The first and second assignments of error relate to the same matter, and will be considered together. In the case of a non-resident defendant, publication in the mode pointed" out by the statute, in a newspaper within the State, and also posted up at the court house door, is equivalent to an actual service of subpoena. In addition, the 40th rule of chancery practice requires, that when the residence of the defendant is stated, either in the bill or the affidavit to obtain the order of publication, the register shall enclose to him by mail, within forty days from the time of making the order, a copy of the order posted up at the court house. It does not appear from the recital of the facts stated by the chancellor upon rendering his decree, that this has been done, and without this, there was no authority for the rendition of the decree pro confesso, as it appears, both in the bill and in the affidavit, that the defendant resided near Columbus, in the State of Mississippi. The rules for the government of the practice in the chancery courts, are made by virtue of authority given to the courts of chancery by statute, (Clay’s Dig. 354, § 49,) with the approbation of this court, and these rules, when made, must have the force of law.
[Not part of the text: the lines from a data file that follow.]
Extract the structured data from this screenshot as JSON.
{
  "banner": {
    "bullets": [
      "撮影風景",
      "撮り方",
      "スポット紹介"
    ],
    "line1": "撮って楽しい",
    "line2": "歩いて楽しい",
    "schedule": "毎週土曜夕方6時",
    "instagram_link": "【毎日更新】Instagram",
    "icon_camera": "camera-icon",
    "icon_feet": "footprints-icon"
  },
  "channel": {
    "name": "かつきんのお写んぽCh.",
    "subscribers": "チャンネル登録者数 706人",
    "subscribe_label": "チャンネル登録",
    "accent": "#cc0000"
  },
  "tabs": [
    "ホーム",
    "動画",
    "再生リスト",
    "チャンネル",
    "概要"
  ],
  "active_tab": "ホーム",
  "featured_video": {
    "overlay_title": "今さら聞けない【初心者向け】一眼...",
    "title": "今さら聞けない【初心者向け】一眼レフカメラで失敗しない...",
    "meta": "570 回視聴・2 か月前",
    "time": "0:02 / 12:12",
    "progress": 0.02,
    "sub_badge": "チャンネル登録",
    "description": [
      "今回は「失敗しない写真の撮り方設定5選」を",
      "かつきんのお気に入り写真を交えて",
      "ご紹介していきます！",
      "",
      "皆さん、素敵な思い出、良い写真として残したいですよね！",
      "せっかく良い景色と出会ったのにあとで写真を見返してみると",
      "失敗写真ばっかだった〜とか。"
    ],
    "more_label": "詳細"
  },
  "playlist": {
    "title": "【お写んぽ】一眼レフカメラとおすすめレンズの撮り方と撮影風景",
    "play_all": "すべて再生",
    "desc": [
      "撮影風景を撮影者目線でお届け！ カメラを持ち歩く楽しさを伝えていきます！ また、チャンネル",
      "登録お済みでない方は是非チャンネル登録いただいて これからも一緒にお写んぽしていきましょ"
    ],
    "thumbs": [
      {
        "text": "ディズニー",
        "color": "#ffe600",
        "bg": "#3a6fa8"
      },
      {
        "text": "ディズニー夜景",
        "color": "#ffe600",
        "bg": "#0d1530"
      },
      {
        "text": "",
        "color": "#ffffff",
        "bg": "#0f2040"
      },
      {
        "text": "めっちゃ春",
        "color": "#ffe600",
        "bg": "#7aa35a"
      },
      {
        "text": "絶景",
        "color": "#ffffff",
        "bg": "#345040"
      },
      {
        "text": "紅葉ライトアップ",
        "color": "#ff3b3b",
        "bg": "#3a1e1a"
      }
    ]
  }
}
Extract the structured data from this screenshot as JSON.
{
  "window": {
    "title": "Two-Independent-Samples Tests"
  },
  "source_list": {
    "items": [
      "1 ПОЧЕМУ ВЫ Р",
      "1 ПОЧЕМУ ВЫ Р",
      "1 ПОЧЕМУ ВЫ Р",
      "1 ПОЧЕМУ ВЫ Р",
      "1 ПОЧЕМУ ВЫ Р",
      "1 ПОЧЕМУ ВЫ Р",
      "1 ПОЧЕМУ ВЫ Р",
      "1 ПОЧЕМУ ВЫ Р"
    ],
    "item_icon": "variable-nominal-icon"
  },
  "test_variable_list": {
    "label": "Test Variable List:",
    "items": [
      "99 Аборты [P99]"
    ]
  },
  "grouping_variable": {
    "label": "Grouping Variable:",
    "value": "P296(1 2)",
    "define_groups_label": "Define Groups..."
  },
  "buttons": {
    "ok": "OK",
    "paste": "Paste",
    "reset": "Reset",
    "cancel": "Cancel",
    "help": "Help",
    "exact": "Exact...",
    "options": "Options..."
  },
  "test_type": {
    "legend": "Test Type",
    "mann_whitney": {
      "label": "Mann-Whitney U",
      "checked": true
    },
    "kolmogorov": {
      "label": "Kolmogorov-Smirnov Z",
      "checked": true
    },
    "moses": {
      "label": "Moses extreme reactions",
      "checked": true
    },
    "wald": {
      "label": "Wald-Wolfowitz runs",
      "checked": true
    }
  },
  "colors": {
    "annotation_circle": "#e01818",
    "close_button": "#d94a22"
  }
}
In many instances, where there has been an omission, or failure to comply, a presumption of waiver may arise from a failure to make the objection in the court below. But that does not apply here, as there has never been an appearance, and consequently there can be no waiver.

The objection that it does not appear that two days elapsed between the report of the master and its confirmation, cannot avail the present defendant. Being in contempt, he was not entitled to notice, or to appear before the master without a special order from the chancellor, and could not be prejudiced by the matter complained of. [Mussina v. Bartlett, 8 Porter, 277.]

The case of Arnold v. Sheppard, 6 Ala. R. 290, is in point, *672that where the relief is sought against an absent defendant, after due publication, the bill may be taken as true, without further proof. Such is the case' here, the entire relief is sought against J. A. Butler, the non-resident defendant, the decree pro confesso was therefore an admission of the truth of the allegations of the bill.

The omission to execute the bond which the statute requires, previous to obtaining a decree against a non-resident defendant is' a fatal error. [Erwin v. Ferguson, 5 Ala. Rep. 165; Clay’s Dig. 353, § 45.] Nor is this as supposed, a matter which may be cured by an amendment in the court below.

The objection to the jurisdiction, because the bill was not exhibited in the proper county, cannot prevail. Waiving the consideration of the question, whether the objection can be taken by one in contempt, who has never appeared, or answered the bill, we are clear in the opinion that the bill was properly filed in the county where the defendant resided, and by whom the suit in Lowndes county was instituted. The decision in Shrader v. Walker, 8 Ala. Rep. 244, did not intend to affirm that the suit must be brought in the county where the suit sought to be enjoined was pending, when that was not the residence of the defendant in chancery instituting such suit. [See Eldridge v. Turner, and Freeman v. McBroom, et als. at the present term.]

Whether in such a case a decree could be rendered against a non-resident for the excess of the demand of the complainant, after extinguishing that of the defendant, is a question not raised by the assignment of error.

Let the decree be reversed and the cause remanded.